The book wasn’t originally meant to be published. It started out as Nugent’s personal journal that she was writing just for herself.
`It was a very challenging time for me and I needed a way to process what was happening in my life all of a sudden,` said Nugent.
After her parents passed, her friends started carefully asking if they could read what she’d written.
`They became curious about it and when I let them read it, they said ‘you need to share this. This is much more universal than your story,’` said Nugent.
She said she started thinking about how there were no books for her to lean on when she was dealing with her terminally ill parents and the grief that ensued. She thought about how comforting it might have been to read about someone else in a similar situation.
`I came to realize when I was going through the experience that there weren’t many resources out there to support me.

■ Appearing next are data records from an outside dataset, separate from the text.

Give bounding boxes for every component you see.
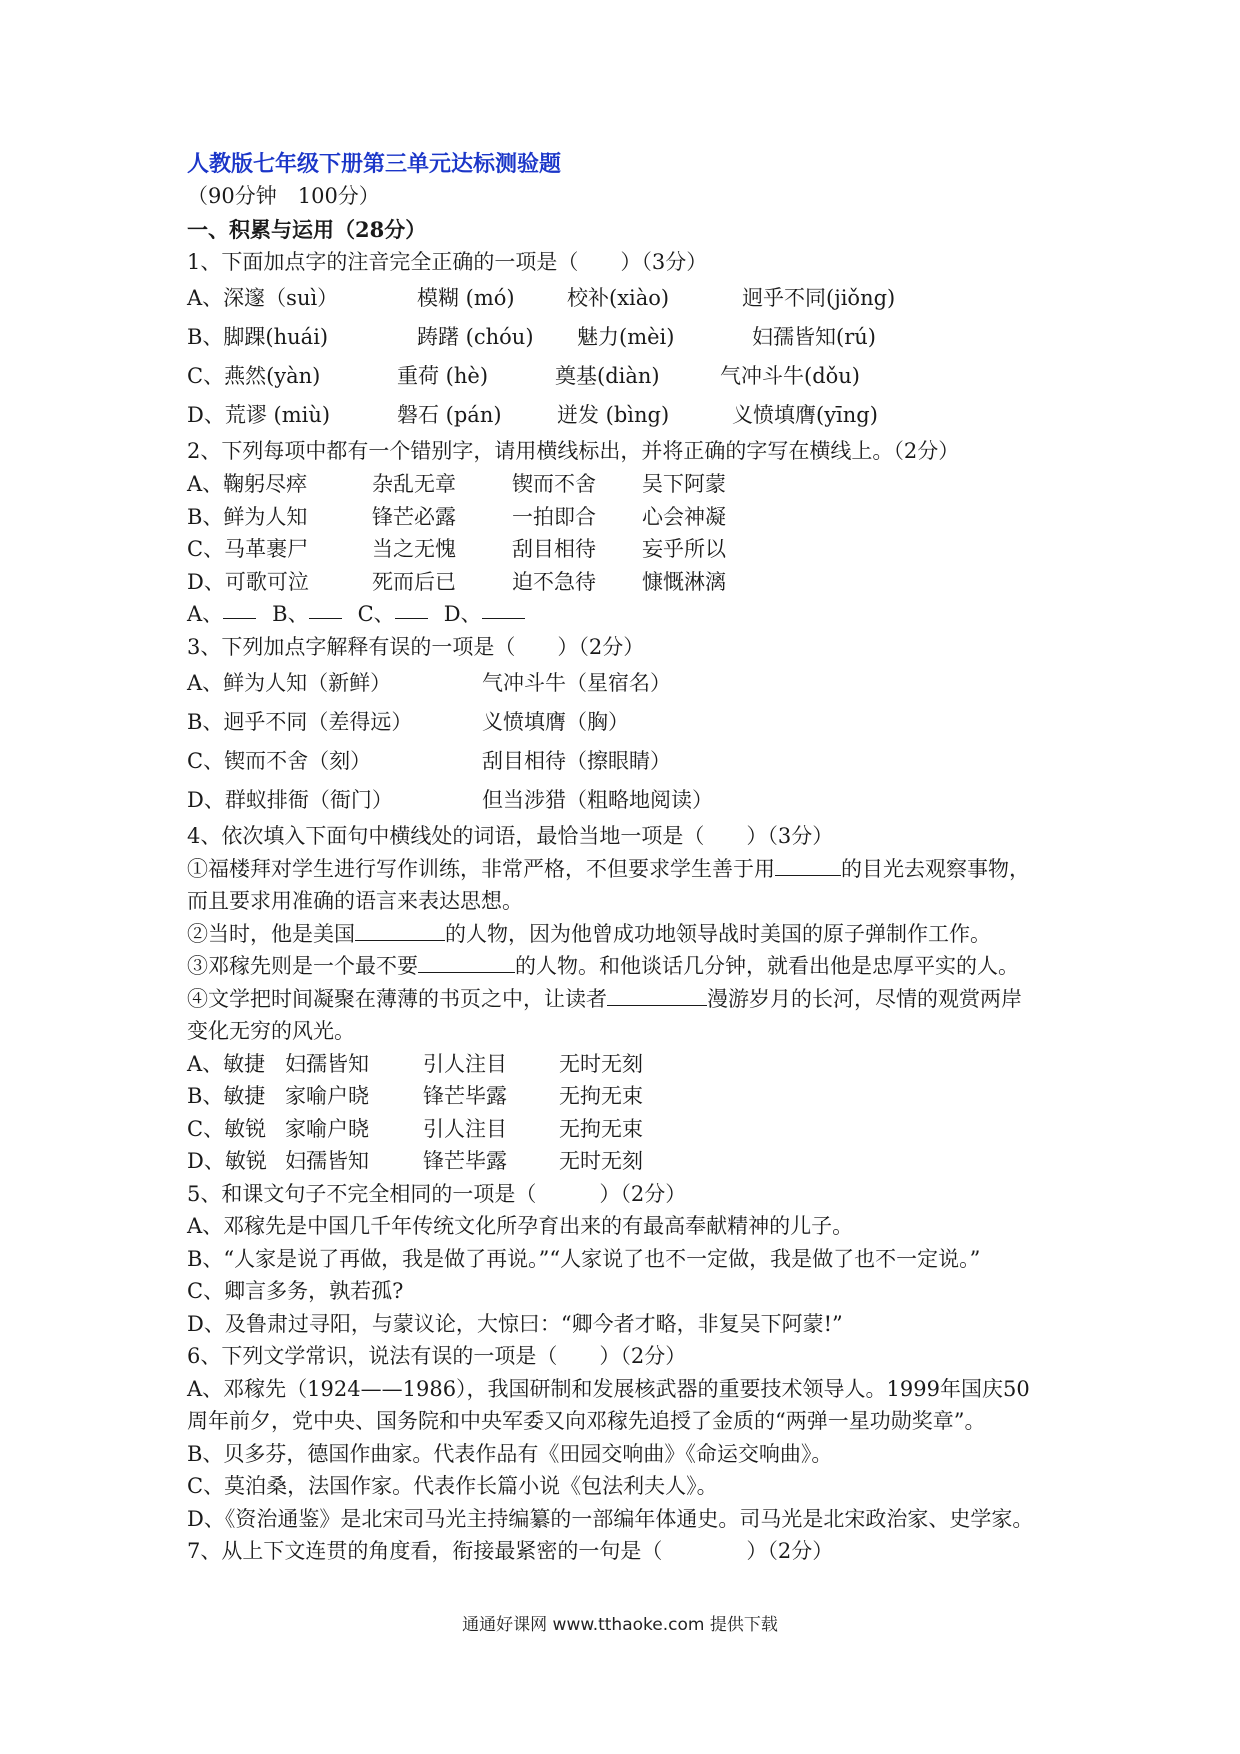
option-text: 妇孺皆知	[285, 1051, 369, 1076]
option-text: 刮目相待	[512, 537, 596, 561]
option-text: 校补(xiào)	[567, 286, 670, 310]
option-text: 踌躇 (chóu)	[417, 325, 534, 349]
option-text: 家喻户晓	[285, 1084, 369, 1108]
sentence-text: 的目光去观察事物，	[841, 856, 1030, 881]
option-text: C、马革裹尸	[187, 537, 309, 561]
fill-blank[interactable]	[355, 920, 445, 941]
option-text: A、深邃（suì）	[187, 286, 339, 310]
q6-option-b: B、贝多芬，德国作曲家。代表作品有《田园交响曲》《命运交响曲》。	[187, 1441, 833, 1466]
q2-option-row	[187, 566, 1087, 599]
q5-option: B、“人家是说了再做，我是做了再说。”“人家说了也不一定做，我是做了也不一定说。”	[187, 1246, 981, 1271]
exam-title: 人教版七年级下册第三单元达标测验题	[187, 151, 562, 177]
option-text: 磐石 (pán)	[397, 403, 502, 427]
option-text: D、可歌可泣	[187, 569, 309, 594]
q6-option-d: D、《资治通鉴》是北宋司马光主持编纂的一部编年体通史。司马光是北宋政治家、史学家。	[187, 1506, 1034, 1531]
question-4-stem: 4、依次填入下面句中横线处的词语，最恰当地一项是（ ）（3分）	[187, 823, 834, 848]
fill-blank[interactable]	[775, 855, 841, 876]
option-text: 气冲斗牛（星宿名）	[482, 670, 671, 695]
option-text: A、鞠躬尽瘁	[187, 472, 308, 496]
option-text: B、脚踝(huái)	[187, 325, 329, 349]
q6-option-c: C、莫泊桑，法国作家。代表作长篇小说《包法利夫人》。	[187, 1474, 718, 1498]
answer-label: B、	[272, 602, 309, 626]
q5-option: D、及鲁肃过寻阳，与蒙议论，大惊曰：“卿今者才略，非复吴下阿蒙!”	[187, 1311, 843, 1336]
answer-label: A、	[187, 602, 224, 626]
option-text: 但当涉猎（粗略地阅读）	[482, 787, 713, 812]
option-text: 妇孺皆知	[285, 1149, 369, 1173]
option-text: 妄乎所以	[642, 537, 726, 561]
option-text: 吴下阿蒙	[642, 472, 726, 496]
option-text: B、迥乎不同（差得远）	[187, 709, 413, 734]
sentence-text: ③邓稼先则是一个最不要	[187, 954, 418, 978]
option-text: 妇孺皆知(rú)	[752, 325, 876, 349]
q3-option-row	[187, 664, 1087, 703]
answer-blank[interactable]	[309, 598, 342, 619]
q4-sentence-1	[187, 853, 1087, 918]
option-text: A、邓稼先（1924——1986），我国研制和发展核武器的重要技术领导人。1999年国庆50	[187, 1376, 1030, 1401]
answer-blank[interactable]	[223, 598, 256, 619]
exam-duration: （90分钟 100分）	[187, 184, 380, 208]
option-text: 奠基(diàn)	[555, 364, 660, 388]
option-text: 迫不急待	[512, 569, 596, 594]
q4-option-row	[187, 1048, 1087, 1081]
sentence-text: 变化无穷的风光。	[187, 1019, 355, 1043]
q4-option-row	[187, 1080, 1087, 1113]
option-text: 引人注目	[423, 1051, 507, 1076]
option-text: C、锲而不舍（刻）	[187, 748, 372, 773]
q1-option-row	[187, 396, 1087, 435]
option-text: 慷慨淋漓	[642, 569, 726, 594]
option-text: C、敏锐	[187, 1116, 267, 1141]
q1-option-row	[187, 318, 1087, 357]
option-text: D、群蚁排衙（衙门）	[187, 787, 393, 812]
option-text: 心会神凝	[642, 504, 726, 529]
fill-blank[interactable]	[607, 985, 707, 1006]
q5-option: C、卿言多务，孰若孤?	[187, 1279, 404, 1303]
option-text: 锋芒毕露	[423, 1149, 507, 1173]
option-text: 模糊 (mó)	[417, 286, 515, 310]
option-text: 迥乎不同(jiǒng)	[742, 286, 896, 310]
q2-answer-row	[187, 598, 1087, 631]
option-text: A、敏捷	[187, 1051, 266, 1076]
q3-option-row	[187, 781, 1087, 820]
option-text: 魅力(mèi)	[577, 325, 675, 349]
answer-blank[interactable]	[482, 598, 525, 619]
q5-option: A、邓稼先是中国几千年传统文化所孕育出来的有最高奉献精神的儿子。	[187, 1214, 854, 1238]
question-5-stem: 5、和课文句子不完全相同的一项是（ ）（2分）	[187, 1181, 687, 1206]
option-text: 无拘无束	[559, 1084, 643, 1108]
option-text: 当之无愧	[372, 537, 456, 561]
option-text: D、敏锐	[187, 1149, 267, 1173]
option-text: 锋芒必露	[372, 504, 456, 529]
option-text: 迸发 (bìng)	[557, 403, 670, 427]
question-3-stem: 3、下列加点字解释有误的一项是（ ）（2分）	[187, 634, 645, 659]
option-text: 无拘无束	[559, 1116, 643, 1141]
q2-option-row	[187, 533, 1087, 566]
answer-label: C、	[357, 602, 395, 626]
option-text: 锋芒毕露	[423, 1084, 507, 1108]
q1-option-row	[187, 357, 1087, 396]
option-text: 刮目相待（擦眼睛）	[482, 748, 671, 773]
question-2-stem: 2、下列每项中都有一个错别字，请用横线标出，并将正确的字写在横线上。（2分）	[187, 439, 960, 463]
sentence-text: 的人物。和他谈话几分钟，就看出他是忠厚平实的人。	[515, 954, 1019, 978]
fill-blank[interactable]	[418, 952, 515, 973]
option-text: 重荷 (hè)	[397, 364, 489, 388]
q2-option-row	[187, 501, 1087, 534]
q4-option-row	[187, 1145, 1087, 1178]
q1-option-row	[187, 279, 1087, 318]
sentence-text: ①福楼拜对学生进行写作训练，非常严格，不但要求学生善于用	[187, 856, 775, 881]
answer-blank[interactable]	[395, 598, 428, 619]
q4-sentence-4	[187, 983, 1087, 1048]
option-text: 义愤填膺（胸）	[482, 709, 629, 734]
sentence-text: 漫游岁月的长河，尽情的观赏两岸	[707, 986, 1022, 1011]
option-text: 无时无刻	[559, 1149, 643, 1173]
option-text: 无时无刻	[559, 1051, 643, 1076]
q4-sentence-3	[187, 950, 1087, 983]
option-text: 死而后已	[372, 569, 456, 594]
option-text: 杂乱无章	[372, 472, 456, 496]
option-text: D、荒谬 (miù)	[187, 403, 331, 427]
option-text: B、鲜为人知	[187, 504, 308, 529]
sentence-text: ④文学把时间凝聚在薄薄的书页之中，让读者	[187, 986, 607, 1011]
sentence-text: 而且要求用准确的语言来表达思想。	[187, 889, 523, 913]
option-text: 周年前夕，党中央、国务院和中央军委又向邓稼先追授了金质的“两弹一星功勋奖章”。	[187, 1409, 986, 1433]
question-6-stem: 6、下列文学常识，说法有误的一项是（ ）（2分）	[187, 1344, 687, 1368]
option-text: 锲而不舍	[512, 472, 596, 496]
q4-option-row	[187, 1113, 1087, 1146]
q3-option-row	[187, 742, 1087, 781]
question-7-stem: 7、从上下文连贯的角度看，衔接最紧密的一句是（ ）（2分）	[187, 1539, 834, 1563]
option-text: 一拍即合	[512, 504, 596, 529]
option-text: C、燕然(yàn)	[187, 364, 321, 388]
option-text: 家喻户晓	[285, 1116, 369, 1141]
question-1-stem: 1、下面加点字的注音完全正确的一项是（ ）（3分）	[187, 250, 708, 274]
sentence-text: 的人物，因为他曾成功地领导战时美国的原子弹制作工作。	[445, 921, 991, 946]
q2-option-row	[187, 468, 1087, 501]
section-heading: 一、积累与运用（28分）	[187, 217, 427, 242]
option-text: A、鲜为人知（新鲜）	[187, 670, 392, 695]
option-text: 引人注目	[423, 1116, 507, 1141]
option-text: B、敏捷	[187, 1084, 266, 1108]
answer-label: D、	[443, 602, 482, 626]
q4-sentence-2	[187, 918, 1087, 951]
q3-option-row	[187, 703, 1087, 742]
page-footer: 通通好课网 www.tthaoke.com 提供下载	[462, 1615, 778, 1635]
option-text: 气冲斗牛(dǒu)	[720, 364, 860, 388]
sentence-text: ②当时，他是美国	[187, 921, 355, 946]
q6-option-a	[187, 1373, 1087, 1438]
option-text: 义愤填膺(yīng)	[732, 403, 878, 427]
exam-page	[187, 148, 1087, 1568]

Our culture doesn’t really understand the depth of adult parental loss,` said Nugent. `There’s a lot out there supporting young children when their parents die and that’s certainly very tragic, but there’s not a lot of help for adults coping with losing their parents.`
`They Live On` now fills that void, said Nugent, in a powerful way she never imagined it would.
`I’m getting so many emails, notes and phone calls that tell me this book made a huge difference for them. I think the greatest testimony is the repeat purchases; someone who bought one book and comes back and buys four more because they want to give it to a sister, cousin, parents,` said Nugent. `A friend wrote me a note that said ‘the time is right and the need is great,’ and I think that really does sum it up.`
Many baby boomers are going through the very process she did, right now. If she can help them make sense of the grief and healing process, even in a small way, that’s what she hopes for.
She said her parents would have been proud of her.
`My parents were people who felt that if they could help, they would want to,` said Nugent. `It was hard for them to watch me go through this at the time and I believe that my parents would be gratified that other people might get some support from reading their story.`
Nugent isn’t just waiting for people to notice her book on the shelves and pick it up. She’s holding discussion groups once a month at Maple Wood Nursing Home in Ballston Spa where she reads from the book based on various themes and participants can describe their own experiences and how they related to what’s in `They Live On.` Her first group was around Christmas.
`There were about 10 people there and it becomes very obvious when we get together to talk about it, how similar the experiences are it’s the cycle of loss that is not linear, it’s circular, and we keep revolving through those,` said Nugent.
She hopes the discussion groups will help, whether participants are ready to talk or not.
`It takes a much longer time than I ever imagined it would to recover from losing your parents,` said Nugent.
The reaction is overwhelming, said Nugent, and the range of people it relates to and touches has been surprising.
`I didn’t originally think of it as a book elderly people might benefit from and I’ve been pleasantly surprised by the number of elderly people that have said I really helped to express their fears and their experience,` said Nugent.
She hasn’t had time to think about a follow-up book, but after hearing so many of her readers’ own stories, she thinks a compilation of those memories might make a good companion piece.
Nugent will hold an event called `Faith on a Respirator: The Struggle to Keep Faith Alive During Long Term Loss and Illness` at PNEC Church at 24 Circular St. in Saratoga Springs and an event called `For Better or Worse: An End-of-Life Love Story` at Borders at 395 Broadway in Saratoga Springs.
`They Live On` is available at Borders in Saratoga Springs, Corrina’s in Ballston Spa, Market Block Book in Troy and the Book House in Stuyvesant Plaza.